FoxxyBrown1111 said:
Even Walsh would only have 9-7 seasons en masse if he hadn´t Rice & Co....
But the point is, he's the one who recruited Montana, Rice, Craig, Ronnie Lott, etc. The 49ers were one of the worst teams in the NFL in 1979, when Bill Walsh took over as HC. They won four SBs in the following decade. Of course having the right players was a large part of it, because after Walsh stepped down in 1988, George Siefert took over and led the team to another SB his first year. But Walsh was the one who recruited those players, and devised the system in which they played, and as they retired, the team declined. They did win another SB in 1994-5, with Steve Young as QB, but he was also recruited by Walsh. By the end of the 90s, Young was gone, so were most or all of the other players recruited by Walsh, and the team entered a long period of mediocrity or worse.
Jimmy Johnson led the Cowboys to two SBs in the early 90s, and was rewarded by being fired by their idiot owner Jerry Jones. New coach Barry Switzer managed to win another SB in his second year, with Johnson’s players, but no more after that, and the Cowboys have not been close to a SB since.
There are numerous other examples of head coaches in the NFL who had long successful careers, despite major turnover in key positions on the team: Vince Lombardi, Bud Grant, Tom Landry, Don Shula, Chuck Noll, Joe Gibbs (only coach to win three SBs with three different QBs), and Bellichik. All but Bellichik are retired, and the team went downhill after they stepped down. In some cases the decline might have begun while they were still coaching, but the point is, there was a long period of excellence associated with the team while they were there that was not sustained either before they arrived or after they left. You could also add Al Davis to this list, because he called many of the shots that coaches are ordinarily responsible for. There are other examples of coaches who moved around, and were successful wherever they went, like George Allen, Chuck Knox and Bill Parcells.

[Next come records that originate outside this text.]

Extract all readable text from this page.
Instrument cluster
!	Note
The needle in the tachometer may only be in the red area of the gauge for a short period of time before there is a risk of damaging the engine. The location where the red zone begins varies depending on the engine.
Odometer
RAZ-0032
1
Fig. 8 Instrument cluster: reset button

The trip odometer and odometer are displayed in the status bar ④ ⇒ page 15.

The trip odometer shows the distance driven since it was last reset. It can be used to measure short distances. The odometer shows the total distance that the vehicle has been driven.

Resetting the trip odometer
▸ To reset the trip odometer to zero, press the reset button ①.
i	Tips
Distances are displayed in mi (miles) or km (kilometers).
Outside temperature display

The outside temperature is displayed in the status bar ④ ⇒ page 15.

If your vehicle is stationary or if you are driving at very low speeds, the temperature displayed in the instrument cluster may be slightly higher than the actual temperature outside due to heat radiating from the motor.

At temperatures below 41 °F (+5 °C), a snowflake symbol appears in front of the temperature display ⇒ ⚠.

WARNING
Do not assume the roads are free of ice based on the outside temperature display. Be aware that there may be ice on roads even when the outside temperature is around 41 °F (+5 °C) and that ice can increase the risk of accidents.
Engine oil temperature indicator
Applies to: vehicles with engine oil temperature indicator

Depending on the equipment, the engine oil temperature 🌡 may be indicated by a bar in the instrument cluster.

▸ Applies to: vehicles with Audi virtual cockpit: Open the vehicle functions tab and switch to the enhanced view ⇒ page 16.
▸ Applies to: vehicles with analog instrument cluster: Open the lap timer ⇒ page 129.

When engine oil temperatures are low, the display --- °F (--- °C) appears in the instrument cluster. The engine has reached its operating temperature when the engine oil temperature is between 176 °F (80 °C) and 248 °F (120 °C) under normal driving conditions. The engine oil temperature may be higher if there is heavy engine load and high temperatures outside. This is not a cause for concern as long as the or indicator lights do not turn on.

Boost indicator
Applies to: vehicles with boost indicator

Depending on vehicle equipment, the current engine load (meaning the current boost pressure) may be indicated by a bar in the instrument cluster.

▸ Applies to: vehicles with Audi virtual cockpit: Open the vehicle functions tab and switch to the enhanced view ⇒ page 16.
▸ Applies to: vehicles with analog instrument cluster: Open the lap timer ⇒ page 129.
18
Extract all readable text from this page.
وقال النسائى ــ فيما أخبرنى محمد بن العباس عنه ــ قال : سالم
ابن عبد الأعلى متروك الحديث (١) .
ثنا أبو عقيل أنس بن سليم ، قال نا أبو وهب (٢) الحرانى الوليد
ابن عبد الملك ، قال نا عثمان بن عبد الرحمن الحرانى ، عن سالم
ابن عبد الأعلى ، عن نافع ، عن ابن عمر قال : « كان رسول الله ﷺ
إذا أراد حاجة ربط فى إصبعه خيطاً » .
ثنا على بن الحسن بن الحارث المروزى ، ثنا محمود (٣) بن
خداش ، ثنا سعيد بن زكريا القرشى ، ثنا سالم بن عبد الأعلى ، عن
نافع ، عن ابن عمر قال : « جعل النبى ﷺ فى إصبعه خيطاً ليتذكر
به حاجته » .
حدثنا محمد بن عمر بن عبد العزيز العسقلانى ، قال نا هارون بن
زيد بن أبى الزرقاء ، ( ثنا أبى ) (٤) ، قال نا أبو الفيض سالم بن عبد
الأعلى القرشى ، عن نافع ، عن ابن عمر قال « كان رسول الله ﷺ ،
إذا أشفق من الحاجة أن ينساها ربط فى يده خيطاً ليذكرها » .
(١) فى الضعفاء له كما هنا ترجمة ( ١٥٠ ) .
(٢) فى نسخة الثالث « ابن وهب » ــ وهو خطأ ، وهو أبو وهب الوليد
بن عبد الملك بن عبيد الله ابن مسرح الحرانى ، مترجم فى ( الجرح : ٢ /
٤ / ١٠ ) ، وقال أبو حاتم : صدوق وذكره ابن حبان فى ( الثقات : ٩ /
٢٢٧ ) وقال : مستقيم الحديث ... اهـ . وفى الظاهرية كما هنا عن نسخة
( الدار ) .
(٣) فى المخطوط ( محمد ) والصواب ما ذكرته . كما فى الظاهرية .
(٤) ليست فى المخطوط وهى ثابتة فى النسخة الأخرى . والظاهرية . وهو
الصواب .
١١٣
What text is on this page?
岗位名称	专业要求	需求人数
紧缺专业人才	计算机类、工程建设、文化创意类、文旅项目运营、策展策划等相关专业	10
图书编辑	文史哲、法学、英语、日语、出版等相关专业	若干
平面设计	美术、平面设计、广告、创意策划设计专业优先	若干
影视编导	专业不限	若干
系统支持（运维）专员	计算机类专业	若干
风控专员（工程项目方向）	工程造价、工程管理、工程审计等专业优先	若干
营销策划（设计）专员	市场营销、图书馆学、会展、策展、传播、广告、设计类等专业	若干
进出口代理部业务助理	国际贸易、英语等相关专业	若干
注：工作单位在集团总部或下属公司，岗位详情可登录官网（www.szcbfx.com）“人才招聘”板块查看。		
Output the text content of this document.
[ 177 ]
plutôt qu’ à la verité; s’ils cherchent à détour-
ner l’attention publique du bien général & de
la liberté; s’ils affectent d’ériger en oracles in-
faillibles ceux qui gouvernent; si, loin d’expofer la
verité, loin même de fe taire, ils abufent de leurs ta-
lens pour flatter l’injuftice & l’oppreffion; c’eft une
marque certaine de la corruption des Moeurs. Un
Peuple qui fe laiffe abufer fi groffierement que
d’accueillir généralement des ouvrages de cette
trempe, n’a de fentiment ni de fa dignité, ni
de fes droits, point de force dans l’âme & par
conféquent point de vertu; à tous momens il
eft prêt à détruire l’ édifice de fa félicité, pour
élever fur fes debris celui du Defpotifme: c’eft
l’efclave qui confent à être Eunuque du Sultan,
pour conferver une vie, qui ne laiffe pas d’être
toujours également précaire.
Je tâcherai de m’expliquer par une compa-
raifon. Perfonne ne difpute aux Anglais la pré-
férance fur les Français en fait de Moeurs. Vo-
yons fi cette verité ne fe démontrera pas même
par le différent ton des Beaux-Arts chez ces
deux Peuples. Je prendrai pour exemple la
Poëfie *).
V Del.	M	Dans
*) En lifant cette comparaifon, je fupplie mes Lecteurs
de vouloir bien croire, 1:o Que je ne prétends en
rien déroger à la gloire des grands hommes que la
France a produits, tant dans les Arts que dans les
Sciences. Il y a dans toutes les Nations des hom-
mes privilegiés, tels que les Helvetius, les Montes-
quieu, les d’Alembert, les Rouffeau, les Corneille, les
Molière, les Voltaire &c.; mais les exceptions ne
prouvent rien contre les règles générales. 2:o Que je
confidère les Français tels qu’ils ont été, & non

You can’t look at these associations and say that the coaches were not a big reason for the team’s success. You can debate how much of that success was due to the players they signed, how much to the system they devised, how much to getting the best out of the players, and how much to strategy in the game, but if the coach never arrived, the success would never have come. It's easy to say it's a much bigger picture, that management above the HC matters, but the most important decision management makes is choosing the HC, and one of the qualities of a great HC is the ability to work well with the management, indeed, usually to become a large part of it. Head coaches, like great players, may not be sufficient to build a winner, but they are necessary in a way that few other individuals are.
The Steelers may be an exception, because they have a long record of excellence involving several different HCs. But the usual situation in the NFL is that a team achieves great success with a HC that is not replicated after he leaves. If you look at all the NFL dynasties--Green Bay in the 60s, the Steelers in the 70s, the 49ers in the 80s, and to a lesser extent, the Cowboys in the 90s and the Pats in the 00s, the dominance began when a new HC was hired, and ended when the coach left.
In college, of course, where recruiting is much more critical, the coach is even more important. Texas is rumored to have offered Nick Saban $10 million to leave Alabama. If coaches are not a huge factor in a team's success, why would they try to pry away one who has a very good thing going where he is now?